The cause of Right is sure to win;
Omnipotence is not with sin;
Since God is king, His cause shall see
The light and crown of Victory.

              Sligo Times 29 March 1913           
           SPEAK GENTLY TO THE ERRING

Speak gently to the erring - ye know not all the power
With which the dark temptation came, in some unguarded hour;
Ye may not know how earnestly they struggled, or how well,
Until the hour of weakness came and sadly thus they fell.

Speak gently of the erring - oh! do not thou forget,
However darkly stained by sin, he is thy brother yet;
Heir of the selfsame heritage, child of the self-same God,
He has but stumbled in the path thou hast in weakness trod.

Speak kindly to the erring for is it not enough
That innocence and peace have gone, without the censure rough?
It surely is a weary lot that sin-stained heart to bear-
And those who share a happier fate, their chidings well may spare.

Speak kindly of the erring, thou yet may'st lead him back
With holy words and tones of love, from misery's thorny track:
Forget thou has often sinned, and sinful yet may be;
Deal gently with the erring one, as God has dealt with thee.

                                                                   LEE.

These five poems are typical motivational poems very common in newspapers of the time.
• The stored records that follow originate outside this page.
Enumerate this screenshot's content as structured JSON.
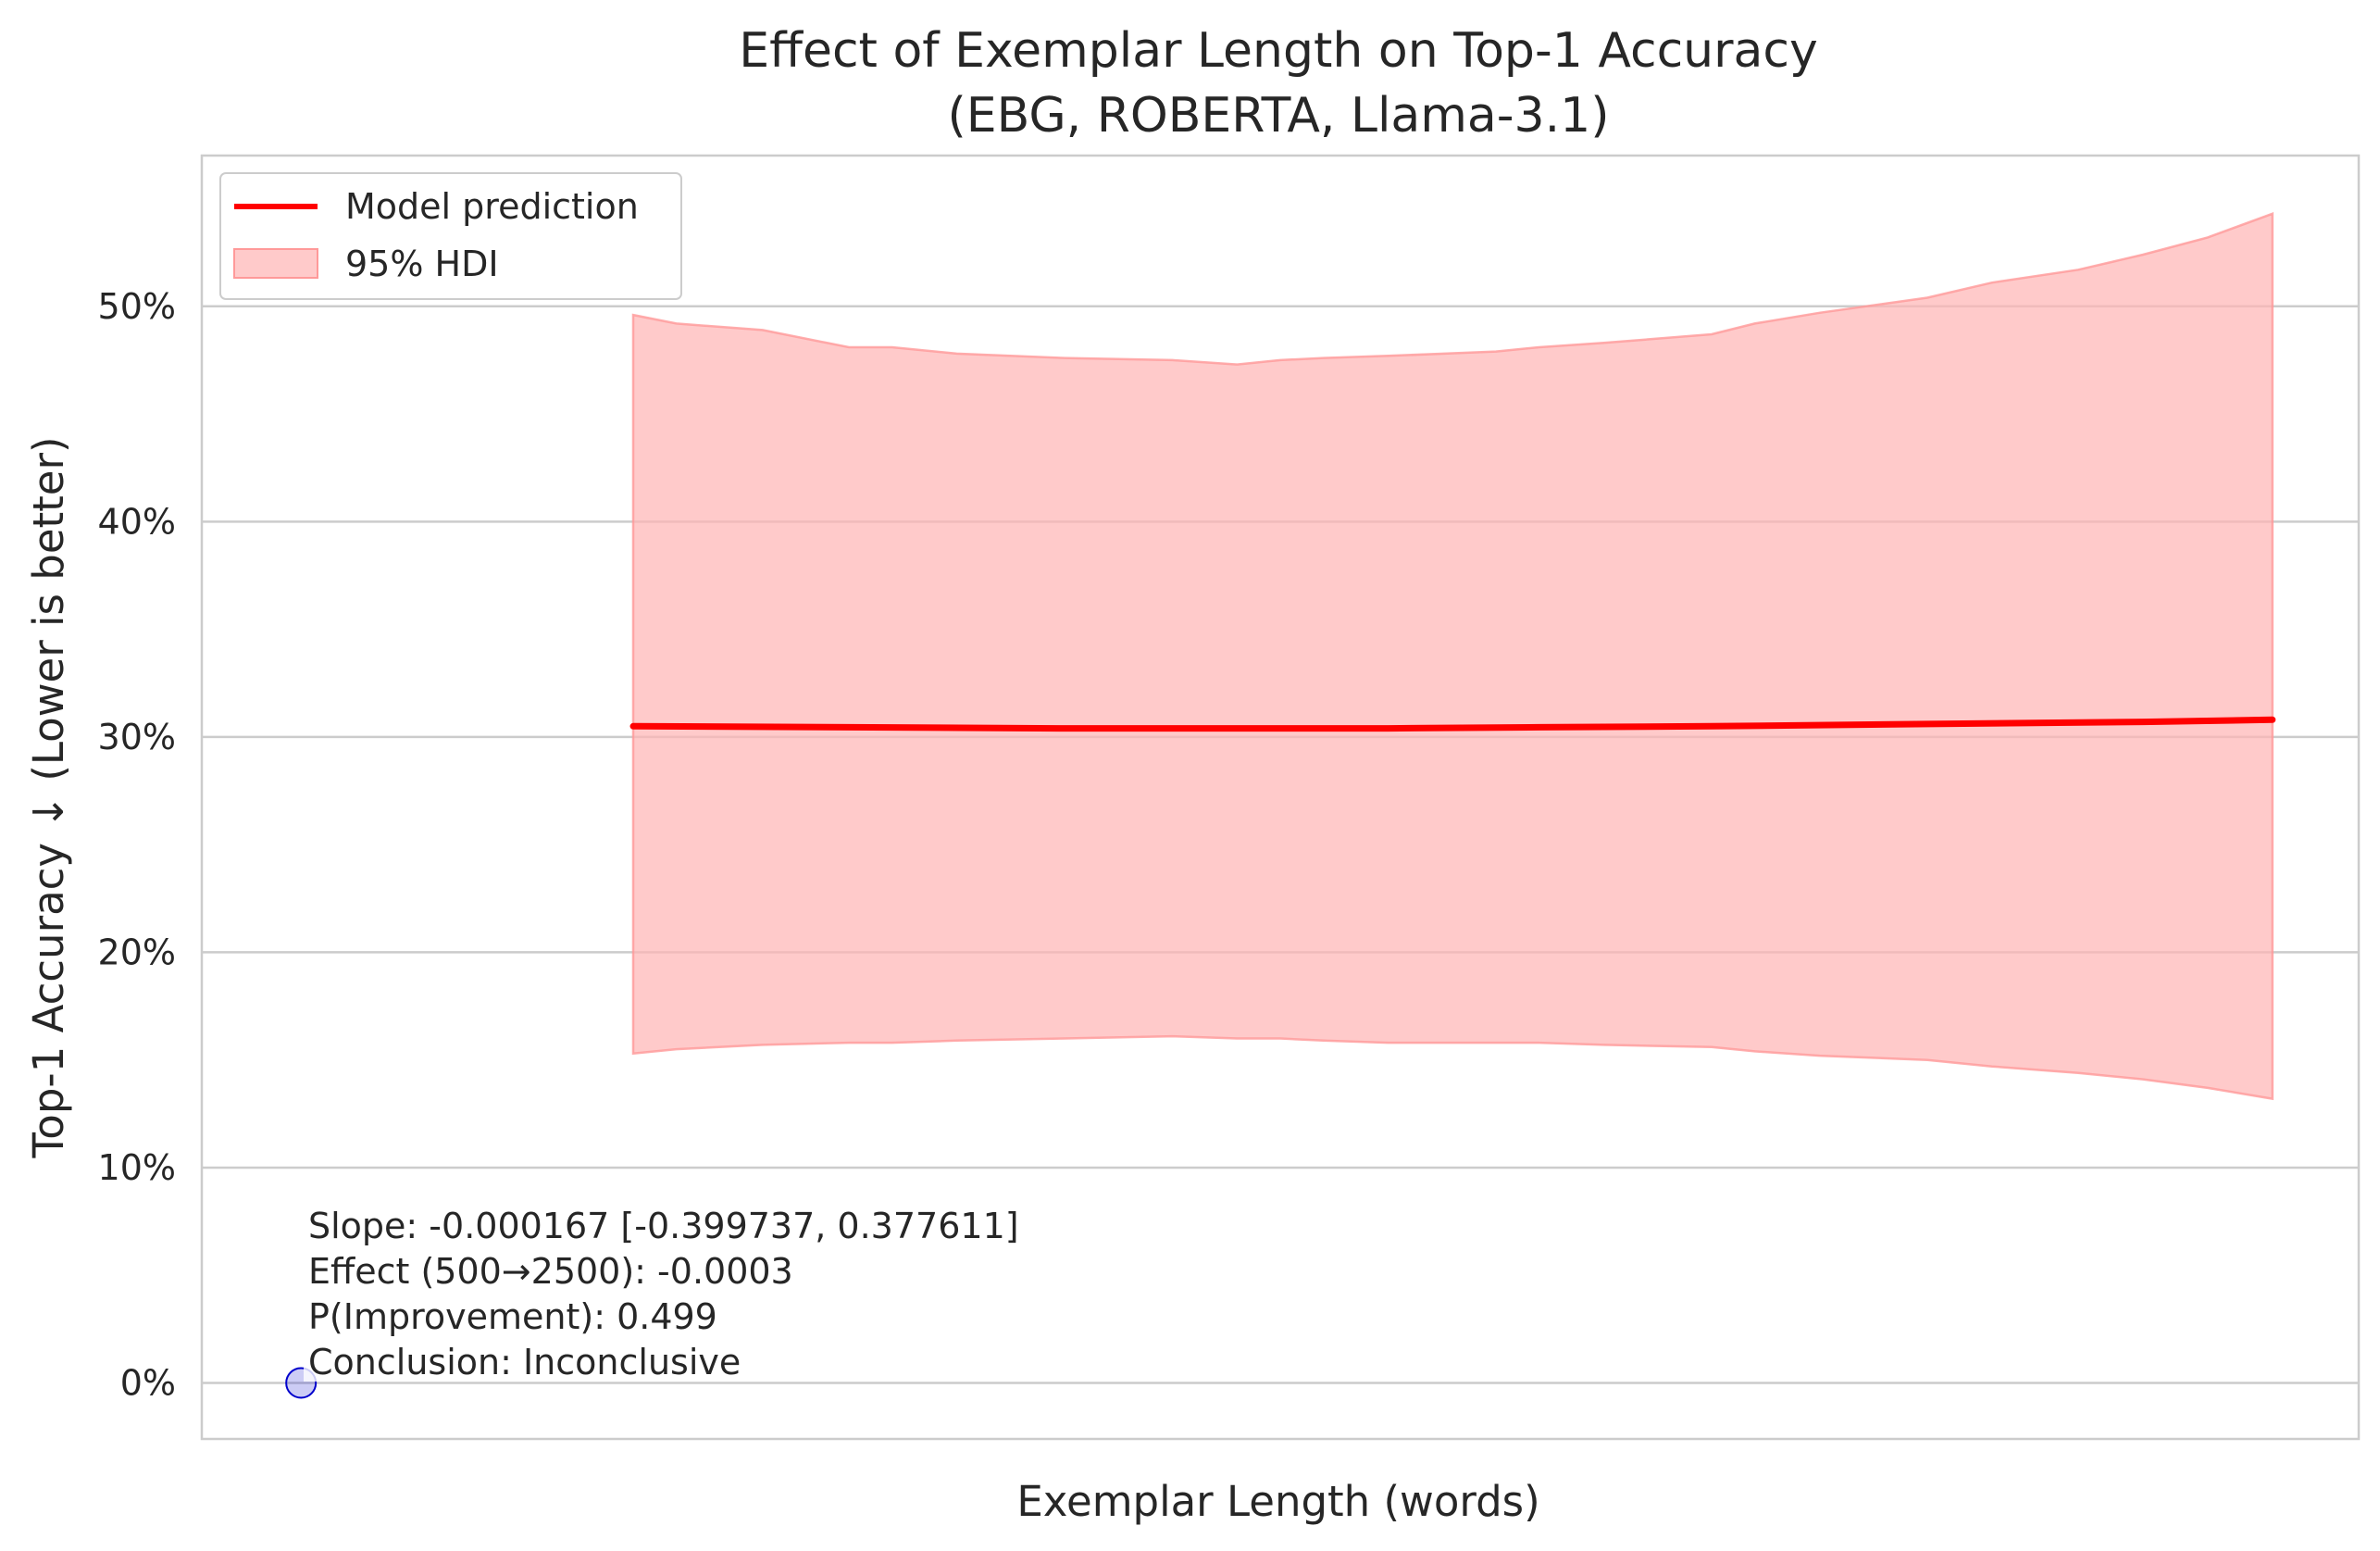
{
  "chart_data": {
    "type": "line",
    "title": "Effect of Exemplar Length on Top-1 Accuracy",
    "subtitle": "(EBG, ROBERTA, Llama-3.1)",
    "xlabel": "Exemplar Length (words)",
    "ylabel": "Top-1 Accuracy ↓ (Lower is better)",
    "ylim": [
      -0.026,
      0.57
    ],
    "xlim": [
      0,
      100
    ],
    "y_ticks": [
      0,
      0.1,
      0.2,
      0.3,
      0.4,
      0.5
    ],
    "y_tick_labels": [
      "0%",
      "10%",
      "20%",
      "30%",
      "40%",
      "50%"
    ],
    "grid": "horizontal",
    "legend": {
      "placement": "top-left",
      "entries": [
        {
          "label": "Model prediction",
          "kind": "line",
          "color": "#ff0000"
        },
        {
          "label": "95% HDI",
          "kind": "patch",
          "color": "#ffb3b3"
        }
      ]
    },
    "series": [
      {
        "name": "Model prediction",
        "color": "#ff0000",
        "x": [
          20,
          30,
          40,
          47,
          55,
          62,
          70,
          80,
          90,
          96
        ],
        "y": [
          0.305,
          0.3045,
          0.304,
          0.304,
          0.304,
          0.3045,
          0.305,
          0.306,
          0.307,
          0.308
        ]
      }
    ],
    "band": {
      "name": "95% HDI",
      "color": "#ffb3b3",
      "x": [
        20,
        22,
        26,
        30,
        32,
        35,
        40,
        45,
        48,
        50,
        52,
        55,
        60,
        62,
        65,
        70,
        72,
        75,
        80,
        83,
        87,
        90,
        93,
        96
      ],
      "upper": [
        0.496,
        0.492,
        0.489,
        0.481,
        0.481,
        0.478,
        0.476,
        0.475,
        0.473,
        0.475,
        0.476,
        0.477,
        0.479,
        0.481,
        0.483,
        0.487,
        0.492,
        0.497,
        0.504,
        0.511,
        0.517,
        0.524,
        0.532,
        0.543
      ],
      "lower": [
        0.153,
        0.155,
        0.157,
        0.158,
        0.158,
        0.159,
        0.16,
        0.161,
        0.16,
        0.16,
        0.159,
        0.158,
        0.158,
        0.158,
        0.157,
        0.156,
        0.154,
        0.152,
        0.15,
        0.147,
        0.144,
        0.141,
        0.137,
        0.132
      ]
    },
    "points": [
      {
        "x": 4.6,
        "y": 0.0,
        "color": "#0000cc"
      }
    ],
    "annotation": [
      "Slope: -0.000167 [-0.399737, 0.377611]",
      "Effect (500→2500): -0.0003",
      "P(Improvement): 0.499",
      "Conclusion: Inconclusive"
    ]
  }
}
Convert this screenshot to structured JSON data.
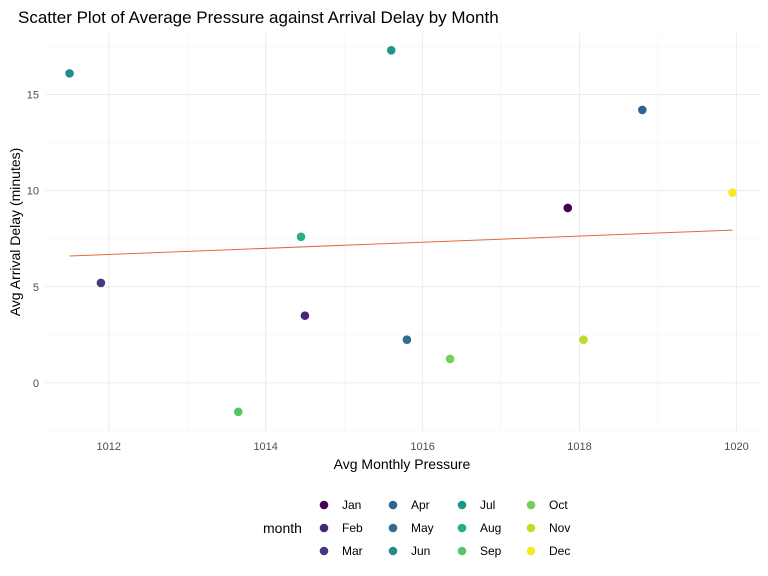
{
  "chart_data": {
    "type": "scatter",
    "title": "Scatter Plot of Average Pressure against Arrival Delay by Month",
    "xlabel": "Avg Monthly Pressure",
    "ylabel": "Avg Arrival Delay (minutes)",
    "xlim": [
      1011.2,
      1020.3
    ],
    "ylim": [
      -2.5,
      18.2
    ],
    "x_ticks": [
      1012,
      1014,
      1016,
      1018,
      1020
    ],
    "y_ticks": [
      0,
      5,
      10,
      15
    ],
    "grid": true,
    "legend": {
      "title": "month",
      "placement": "bottom"
    },
    "series": [
      {
        "name": "Jan",
        "color": "#440154",
        "x": 1017.85,
        "y": 9.1
      },
      {
        "name": "Feb",
        "color": "#482677",
        "x": 1014.5,
        "y": 3.5
      },
      {
        "name": "Mar",
        "color": "#453781",
        "x": 1011.9,
        "y": 5.2
      },
      {
        "name": "Apr",
        "color": "#33638d",
        "x": 1018.8,
        "y": 14.2
      },
      {
        "name": "May",
        "color": "#2d708e",
        "x": 1015.8,
        "y": 2.25
      },
      {
        "name": "Jun",
        "color": "#238a8d",
        "x": 1011.5,
        "y": 16.1
      },
      {
        "name": "Jul",
        "color": "#1f968b",
        "x": 1015.6,
        "y": 17.3
      },
      {
        "name": "Aug",
        "color": "#29af7f",
        "x": 1014.45,
        "y": 7.6
      },
      {
        "name": "Sep",
        "color": "#55c667",
        "x": 1013.65,
        "y": -1.5
      },
      {
        "name": "Oct",
        "color": "#73d055",
        "x": 1016.35,
        "y": 1.25
      },
      {
        "name": "Nov",
        "color": "#b8de29",
        "x": 1018.05,
        "y": 2.25
      },
      {
        "name": "Dec",
        "color": "#fde725",
        "x": 1019.95,
        "y": 9.9
      }
    ],
    "trendline": {
      "color": "#e36a3c",
      "x": [
        1011.5,
        1019.95
      ],
      "y": [
        6.6,
        7.95
      ]
    }
  }
}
They were often copied one paper from another and the Sligo Times included more of these than the other Sligo newspapers. These are often printed without an author name or with "author unknown". The titles are sometimes changed as are lines and stanza order.

A Memory System seems to have been written by Priscilla Leonard which was the pen name of American writer and campaigner, Emily Bissell. It sometimes has the title Outlook.

I can find no information on Wesley N. Specman given as author of For a Little Bit of Love. There is a hymn by Edwin Othello Excell (1851 – 1921) with a similar title and some similar lines.


When Shall We Win was often printed in newspapers and books in the last decades of the nineteenth century and the first decades of the twentieth. No author is mentioned in any I've seen. It was quoted in The Science and Philosophy of Life by Edward Hughson Cowles (1903)
.

Speak Gently to the Erring was written by Frederick George Lee (1832-1902) was a priest of the Church of England, a co-founder of the Association for Promoting the Union of Christendom and was received into the Roman Catholic Church in 1901. But an almost identical work, entitled Think Gently of the Erring
is credited to the American poet Julia Abigail Fletcher Carney.

Nixon Waterman (1859-1944) was an American newspaper writer, poet and lecturer. This poem is from his collection The Girl Wanted: A Book Of Friendly Thoughts (1910).